= Hans Capel =

Dutch theoretical physicist (1936–2023)

Hans Willem Capel (3 June 1936 – 7 April 2023) was a Dutch theoretical physicist. He was a professor of theoretical physics at the Leiden University from 1979 to 1983 and subsequently the University of Amsterdam between 1983 and 1998.

==Biography==
Capel was born on 3 June 1936 in Sceaux, France. He obtained his PhD in mathematics and physics at Leiden University in 1965 under Sybren Ruurds de Groot with a dissertation titled: The hole-equivalence principle, the Van Vleck relation and the application to the theory of d-ions in Ligand fields. Capel subsequently became a lector of theoretical physics at the same university in 1970, and served as professor in the same field between 1979 and 1983. He then switchted to the University of Amsterdam where he continued in the same field and was professor from 1983 to 1998. He worked another three years at the university without reimbursement.

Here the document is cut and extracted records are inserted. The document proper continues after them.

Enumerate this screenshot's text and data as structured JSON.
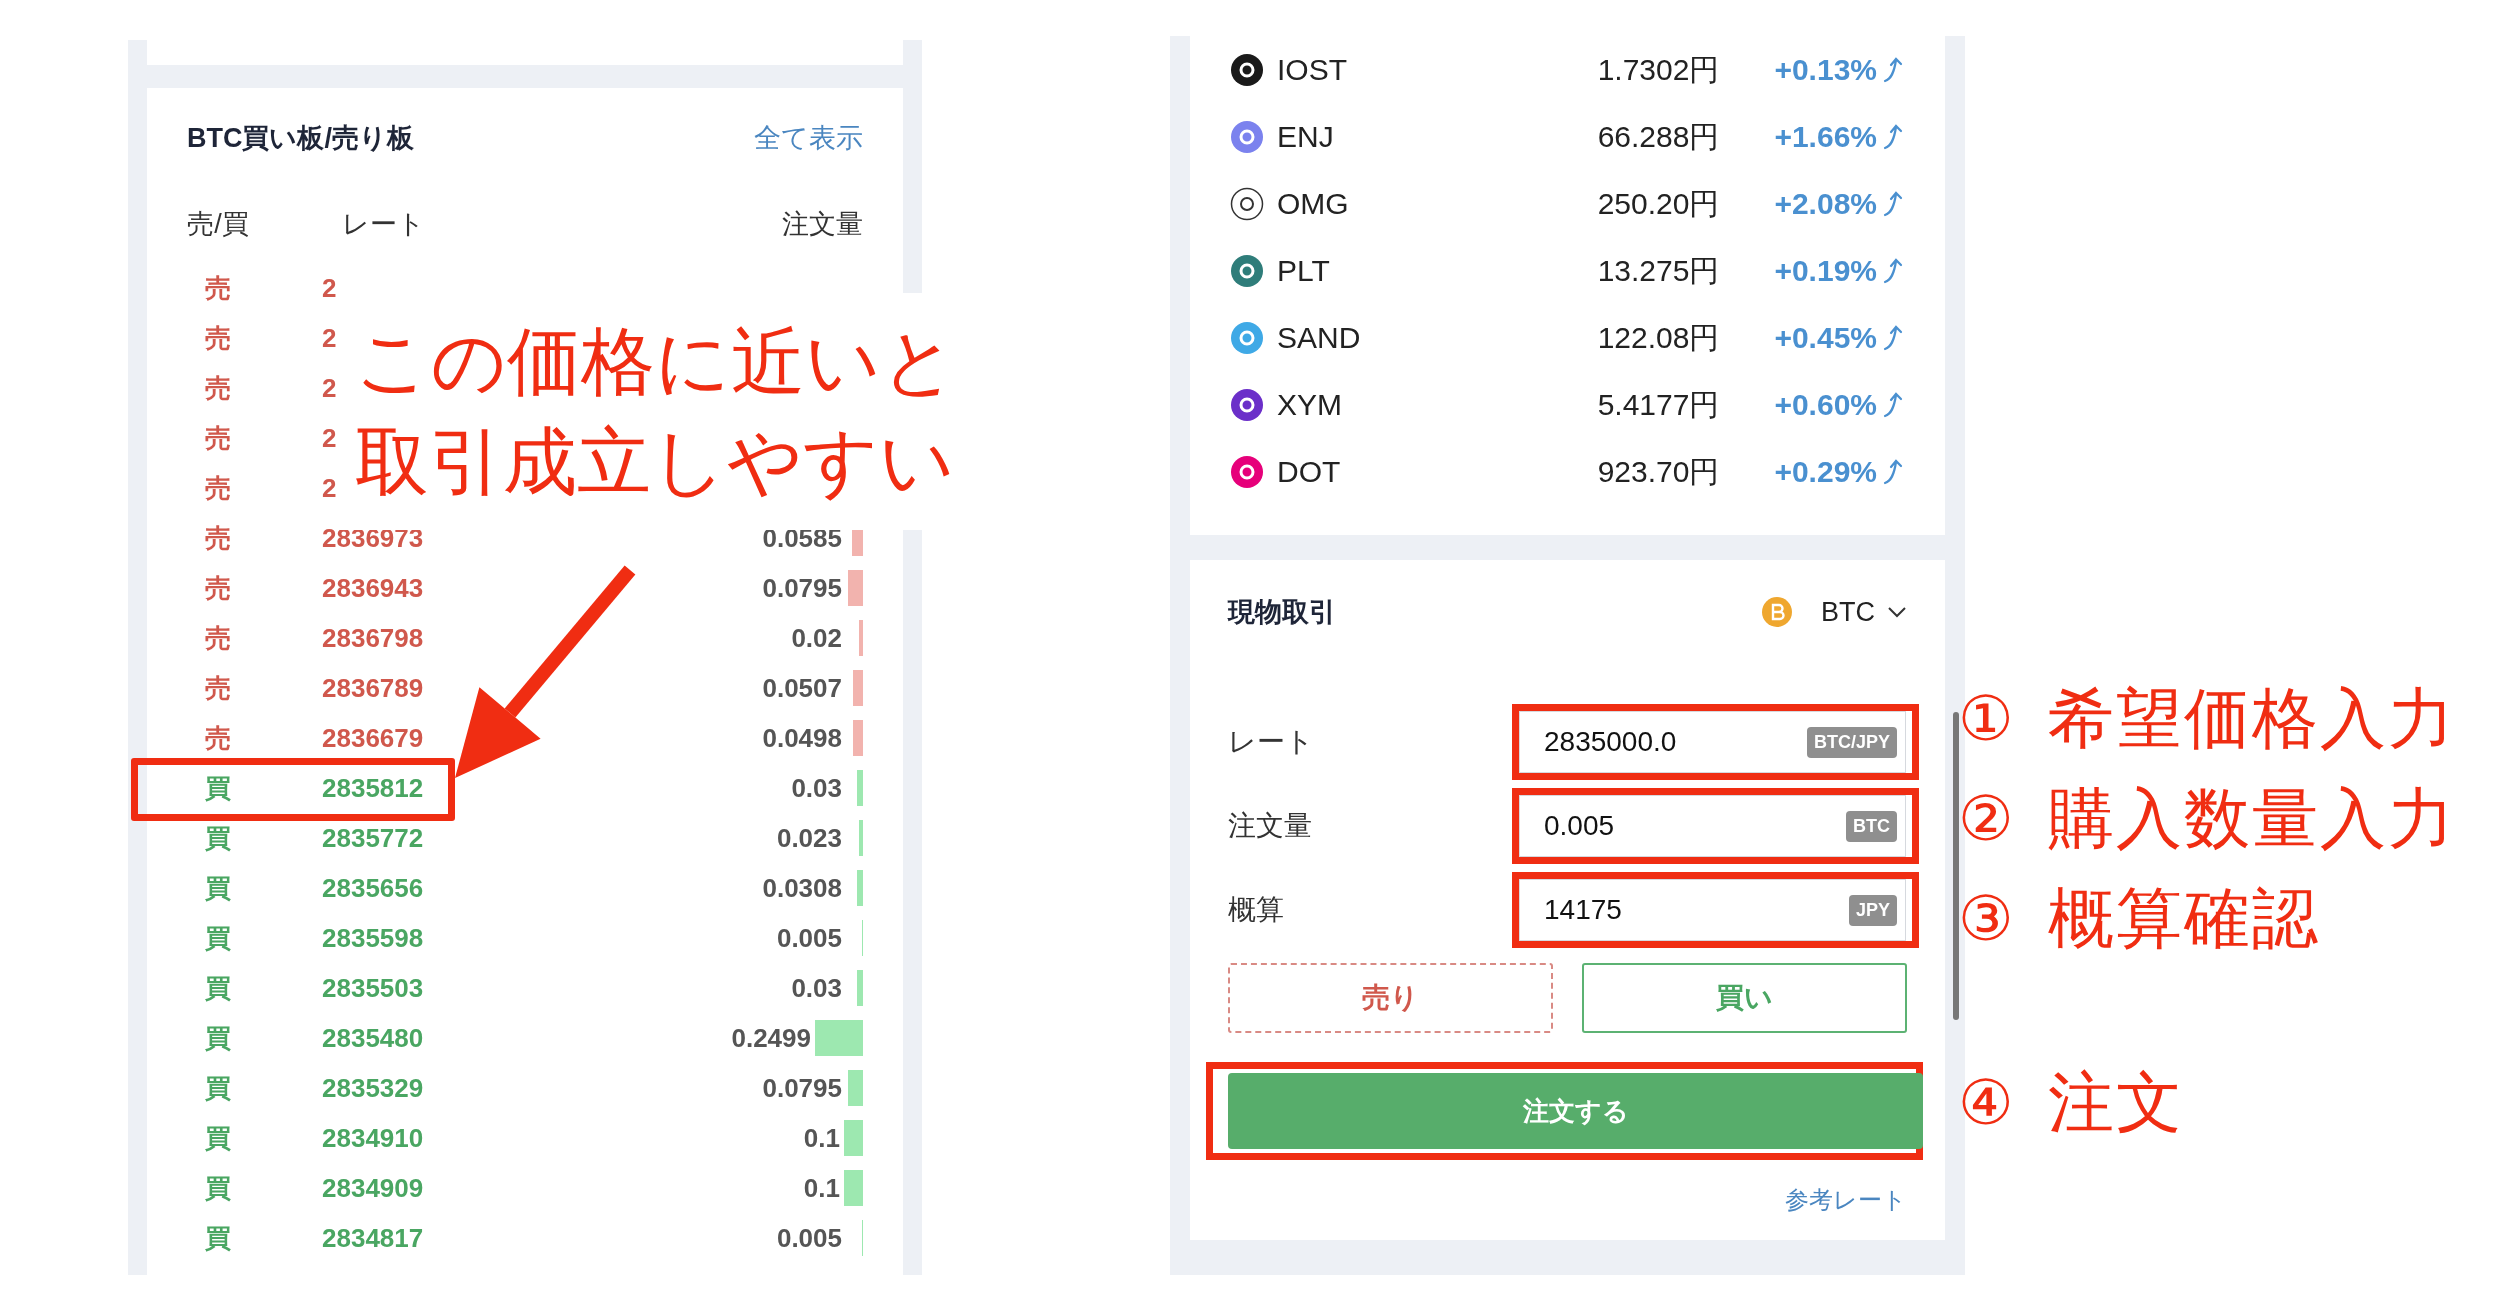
{
  "order_book": {
    "title": "BTC買い板/売り板",
    "view_all": "全て表示",
    "columns": [
      "売/買",
      "レート",
      "注文量"
    ],
    "rows": [
      {
        "side": "売",
        "kind": "sell",
        "rate": "2",
        "highlighted": false
      },
      {
        "side": "売",
        "kind": "sell",
        "rate": "2",
        "highlighted": false
      },
      {
        "side": "売",
        "kind": "sell",
        "rate": "2",
        "highlighted": false
      },
      {
        "side": "売",
        "kind": "sell",
        "rate": "2",
        "highlighted": false
      },
      {
        "side": "売",
        "kind": "sell",
        "rate": "2",
        "highlighted": false
      },
      {
        "side": "売",
        "kind": "sell",
        "rate": "2836973",
        "quantity": "0.0585",
        "highlighted": false
      },
      {
        "side": "売",
        "kind": "sell",
        "rate": "2836943",
        "quantity": "0.0795",
        "highlighted": false
      },
      {
        "side": "売",
        "kind": "sell",
        "rate": "2836798",
        "quantity": "0.02",
        "highlighted": false
      },
      {
        "side": "売",
        "kind": "sell",
        "rate": "2836789",
        "quantity": "0.0507",
        "highlighted": false
      },
      {
        "side": "売",
        "kind": "sell",
        "rate": "2836679",
        "quantity": "0.0498",
        "highlighted": false
      },
      {
        "side": "買",
        "kind": "buy",
        "rate": "2835812",
        "quantity": "0.03",
        "highlighted": true
      },
      {
        "side": "買",
        "kind": "buy",
        "rate": "2835772",
        "quantity": "0.023",
        "highlighted": false
      },
      {
        "side": "買",
        "kind": "buy",
        "rate": "2835656",
        "quantity": "0.0308",
        "highlighted": false
      },
      {
        "side": "買",
        "kind": "buy",
        "rate": "2835598",
        "quantity": "0.005",
        "highlighted": false
      },
      {
        "side": "買",
        "kind": "buy",
        "rate": "2835503",
        "quantity": "0.03",
        "highlighted": false
      },
      {
        "side": "買",
        "kind": "buy",
        "rate": "2835480",
        "quantity": "0.2499",
        "highlighted": false
      },
      {
        "side": "買",
        "kind": "buy",
        "rate": "2835329",
        "quantity": "0.0795",
        "highlighted": false
      },
      {
        "side": "買",
        "kind": "buy",
        "rate": "2834910",
        "quantity": "0.1",
        "highlighted": false
      },
      {
        "side": "買",
        "kind": "buy",
        "rate": "2834909",
        "quantity": "0.1",
        "highlighted": false
      },
      {
        "side": "買",
        "kind": "buy",
        "rate": "2834817",
        "quantity": "0.005",
        "highlighted": false
      }
    ]
  },
  "market_list": {
    "rows": [
      {
        "symbol": "IOST",
        "price": "1.7302円",
        "change": "+0.13%",
        "color": "#1a1a1a"
      },
      {
        "symbol": "ENJ",
        "price": "66.288円",
        "change": "+1.66%",
        "color": "#7b82ee"
      },
      {
        "symbol": "OMG",
        "price": "250.20円",
        "change": "+2.08%"
      },
      {
        "symbol": "PLT",
        "price": "13.275円",
        "change": "+0.19%",
        "color": "#2f7d7a"
      },
      {
        "symbol": "SAND",
        "price": "122.08円",
        "change": "+0.45%",
        "color": "#3fa9e6"
      },
      {
        "symbol": "XYM",
        "price": "5.4177円",
        "change": "+0.60%",
        "color": "#6b2fc9"
      },
      {
        "symbol": "DOT",
        "price": "923.70円",
        "change": "+0.29%",
        "color": "#e6007a"
      }
    ]
  },
  "spot_trade": {
    "title": "現物取引",
    "currency": "BTC",
    "fields": [
      {
        "label": "レート",
        "value": "2835000.0",
        "unit": "BTC/JPY",
        "highlighted": true
      },
      {
        "label": "注文量",
        "value": "0.005",
        "unit": "BTC",
        "highlighted": true
      },
      {
        "label": "概算",
        "value": "14175",
        "unit": "JPY",
        "highlighted": true
      }
    ],
    "side_buttons": [
      {
        "label": "売り",
        "kind": "sell"
      },
      {
        "label": "買い",
        "kind": "buy"
      }
    ],
    "order_button": {
      "label": "注文する",
      "highlighted": true
    },
    "reference_link": "参考レート"
  },
  "annotations": {
    "note": {
      "lines": [
        "この価格に近いと",
        "取引成立しやすい"
      ]
    },
    "steps": [
      {
        "number": "①",
        "text": "希望価格入力"
      },
      {
        "number": "②",
        "text": "購入数量入力"
      },
      {
        "number": "③",
        "text": "概算確認"
      },
      {
        "number": "④",
        "text": "注文"
      }
    ]
  }
}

Capel is well known for introducing, in statistical physics, the Blume-Capel model, describing tricritical points. Apart from to statistical mechanics, he made important contributions to many fields of physics, especially in the theory of integrable systems (in particular discrete integrable systems) and dynamical systems theory. During his career he was doctoral advisor to 21 PhD students.

Capel was elected a member of the Royal Netherlands Academy of Arts and Sciences in 1990. He also served as editor of Physica A.

Capel died in Haarlem on 7 April 2023 after a short illness.